Fighting the flu may just have gotten a bit froggier: recent research reveals that skin mucus from specific frogs can be yoked to help when it comes to battling the virus.

Certain mucus from frogs have immune system molecules referred to antimicrobial peptides, that can counteract viruses, bacteria, and fungi. Still, the power around these peptides as it relates to killing the flu bug has only been revealed via lab mice and under a microscope.

Additional research is required to figure out how well the peptide can battle the flu when it comes to humans.

As per the study, this peptide, referred to as urumin, can battle H1 flu illnesses.

Still, CNN reported that a protein that resides on the flu viruses’ surface, known as hemagglutinin, within those illness strains that make an individual sick, will increase and attach to cells to infect them. The influenza A virus, one of four kinds, where two generally spread within in humans, are based on their hemagglutinin levels and divided into subtypes H1, H2, H3, H5, and H7.

When it comes to the study, the secretions from the skin of 15 frogs, from the Hydrophylax bahuvistara species, were collected. Peptides, as such, were collected from these secretions.
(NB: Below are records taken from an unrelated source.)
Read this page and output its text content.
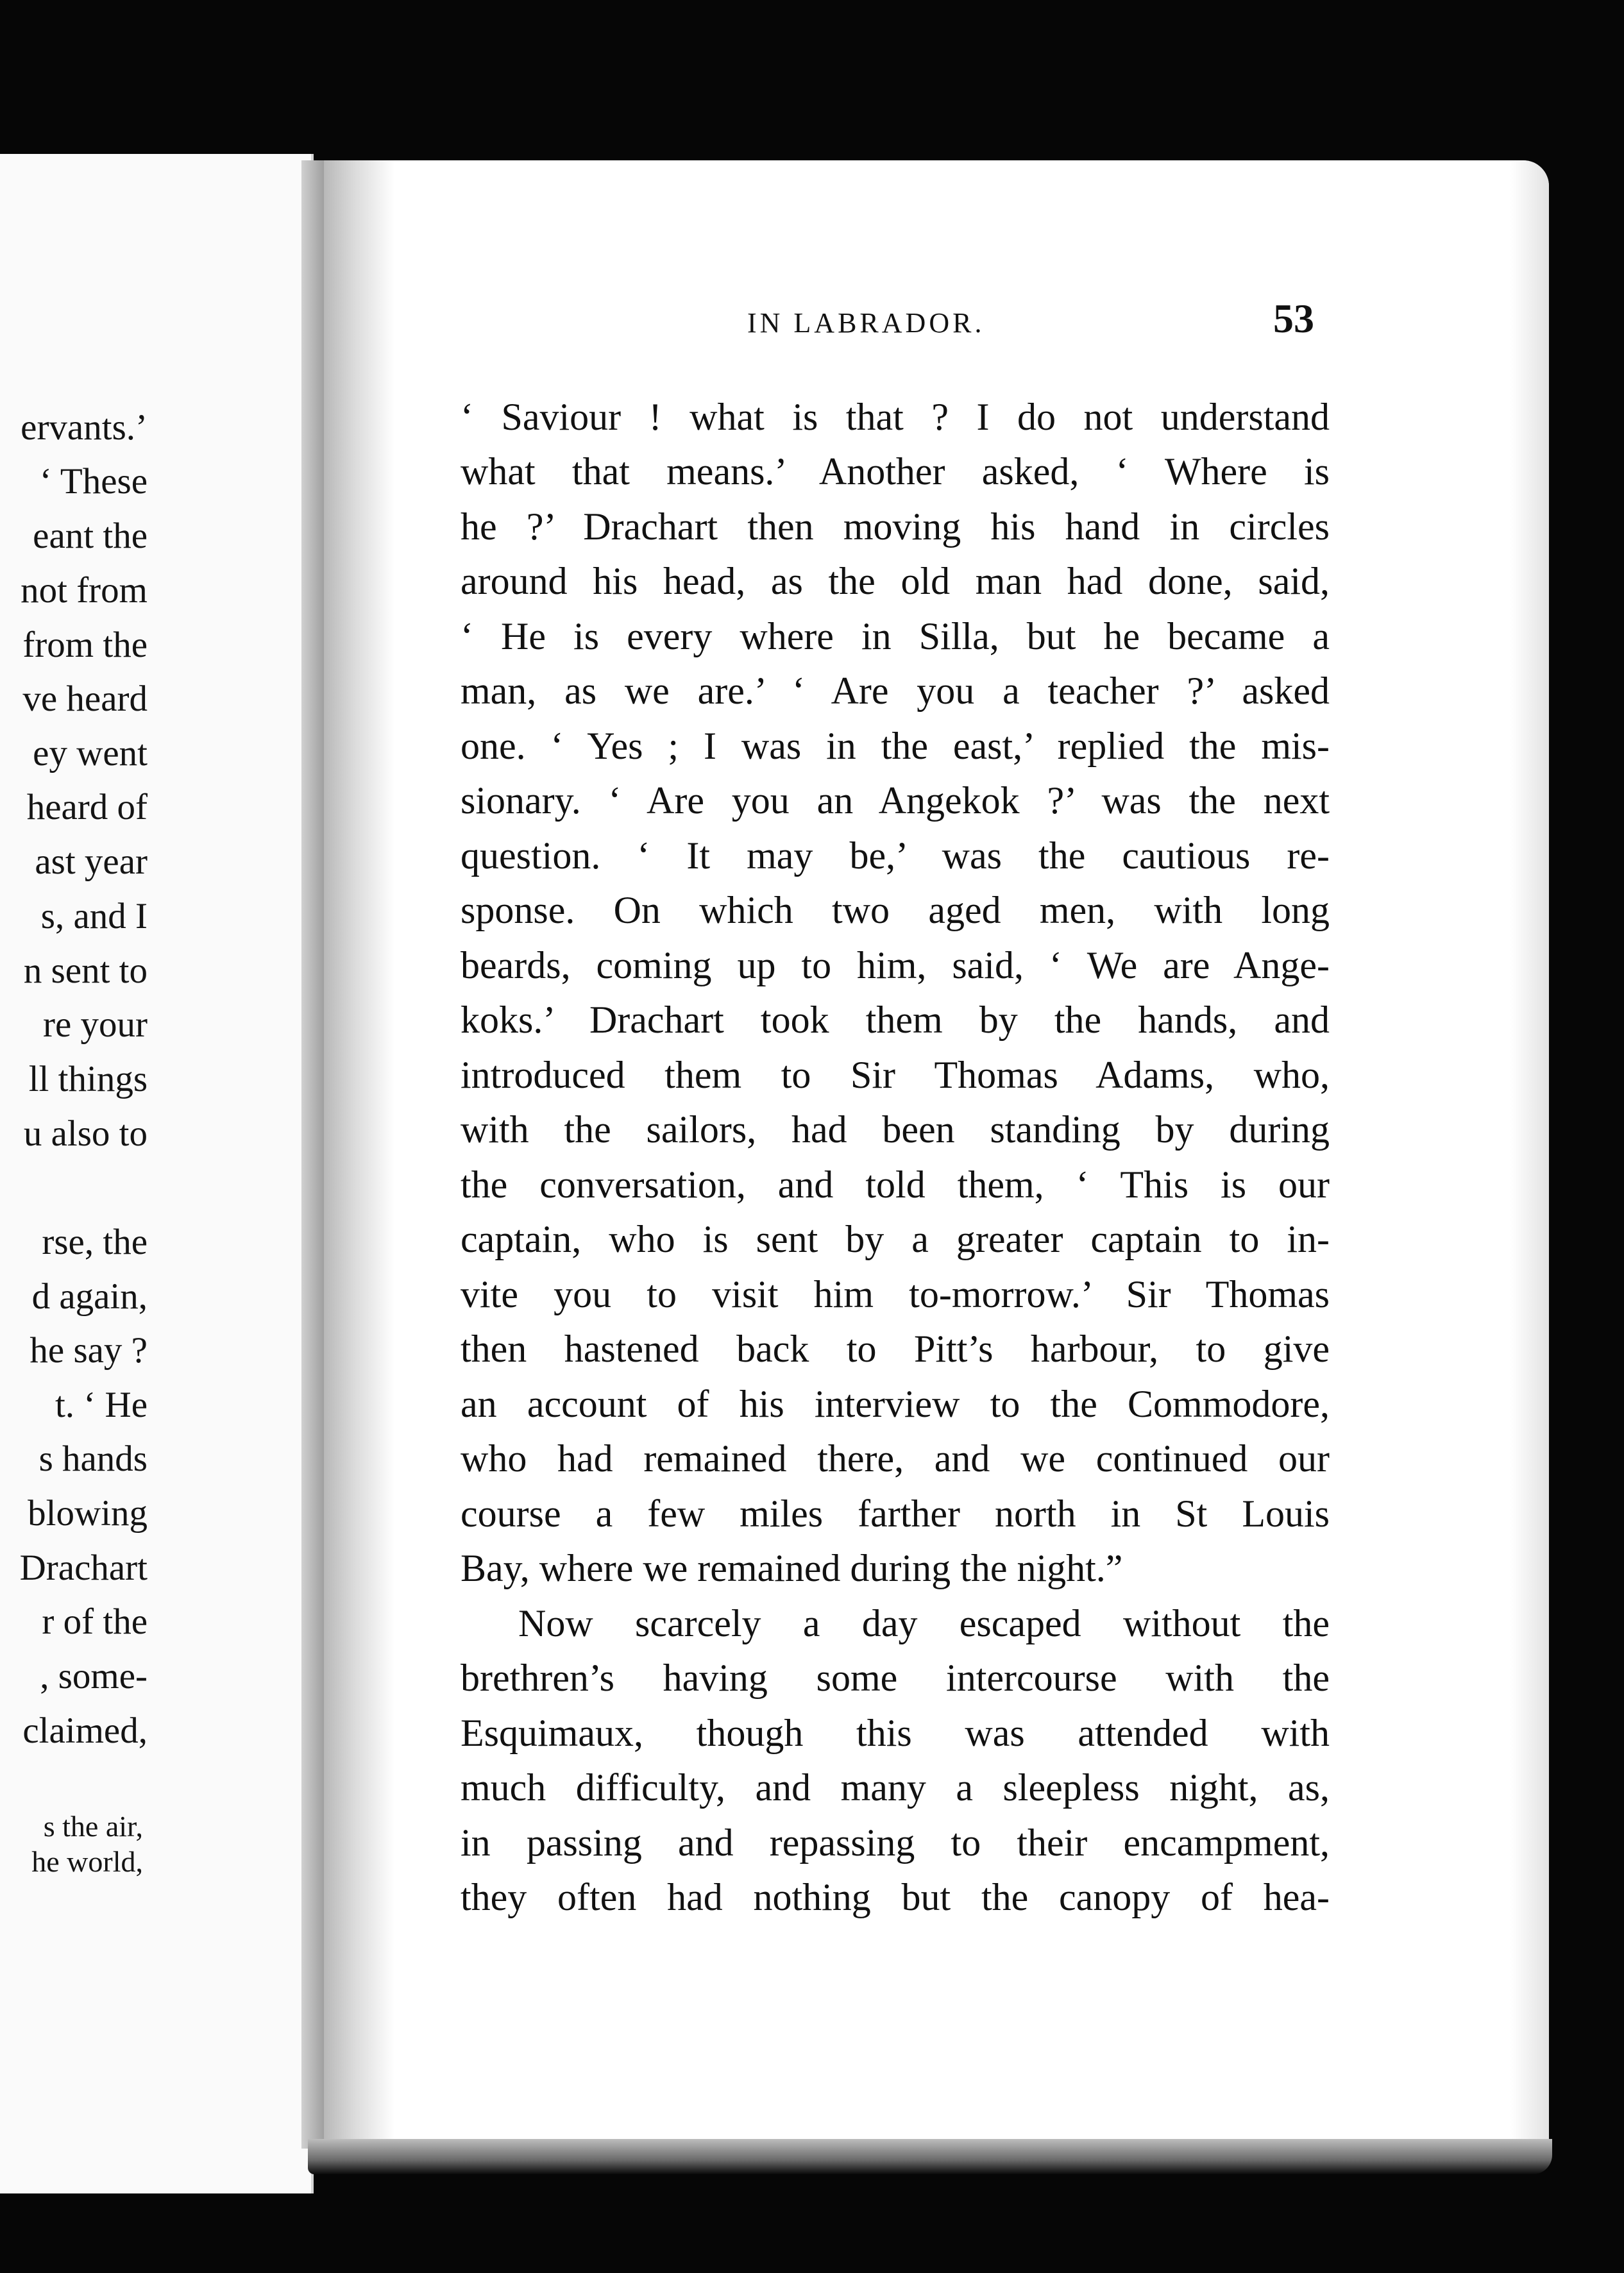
ervants.’
‘ These
eant the
not from
from the
ve heard
ey went
heard of
ast year
s, and I
n sent to
re your
ll things
u also to
rse, the
d again,
he say ?
t. ‘ He
s hands
blowing
Drachart
r of the
, some-
claimed,
s the air,
he world,
IN LABRADOR.	53
‘ Saviour ! what is that ? I do not understand
what that means.’ Another asked, ‘ Where is
he ?’ Drachart then moving his hand in circles
around his head, as the old man had done, said,
‘ He is every where in Silla, but he became a
man, as we are.’ ‘ Are you a teacher ?’ asked
one. ‘ Yes ; I was in the east,’ replied the mis-
sionary. ‘ Are you an Angekok ?’ was the next
question. ‘ It may be,’ was the cautious re-
sponse. On which two aged men, with long
beards, coming up to him, said, ‘ We are Ange-
koks.’ Drachart took them by the hands, and
introduced them to Sir Thomas Adams, who,
with the sailors, had been standing by during
the conversation, and told them, ‘ This is our
captain, who is sent by a greater captain to in-
vite you to visit him to-morrow.’ Sir Thomas
then hastened back to Pitt’s harbour, to give
an account of his interview to the Commodore,
who had remained there, and we continued our
course a few miles farther north in St Louis
Bay, where we remained during the night.”
Now scarcely a day escaped without the
brethren’s having some intercourse with the
Esquimaux, though this was attended with
much difficulty, and many a sleepless night, as,
in passing and repassing to their encampment,
they often had nothing but the canopy of hea-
The study team reviewed how the peptides related with the flu virus in mice, under a microscope.

According to the team, they reviewed 32 peptides and were shocked that four of these had fought against the virus. The team noted that urumin was not toxic when it came to cells that were human and when they tested it against the virus, it seemed to eliminate all the H1s. Still, the team noted it did not touch H3, so they do seem quite specific in their battle.

As per the World Health Organization (WHO), the flu subtypes that circulate within humans globally, which include South Asia, Europe, and North America, are H1 and H3.

Still, the team is unsure of why urumin targets only H1 viruses, however the researchers do note that this strain may be similar to the amphibian pathogen that frog mucus was organically intended to get rid of.

The next challenge? To find out how to use this frog mucus as a treatment for humans when it comes to fighting the flu and how to figure out the way urumin peptide can latch itself to flu virus cells within a human. Seems like more testing and research may be needed.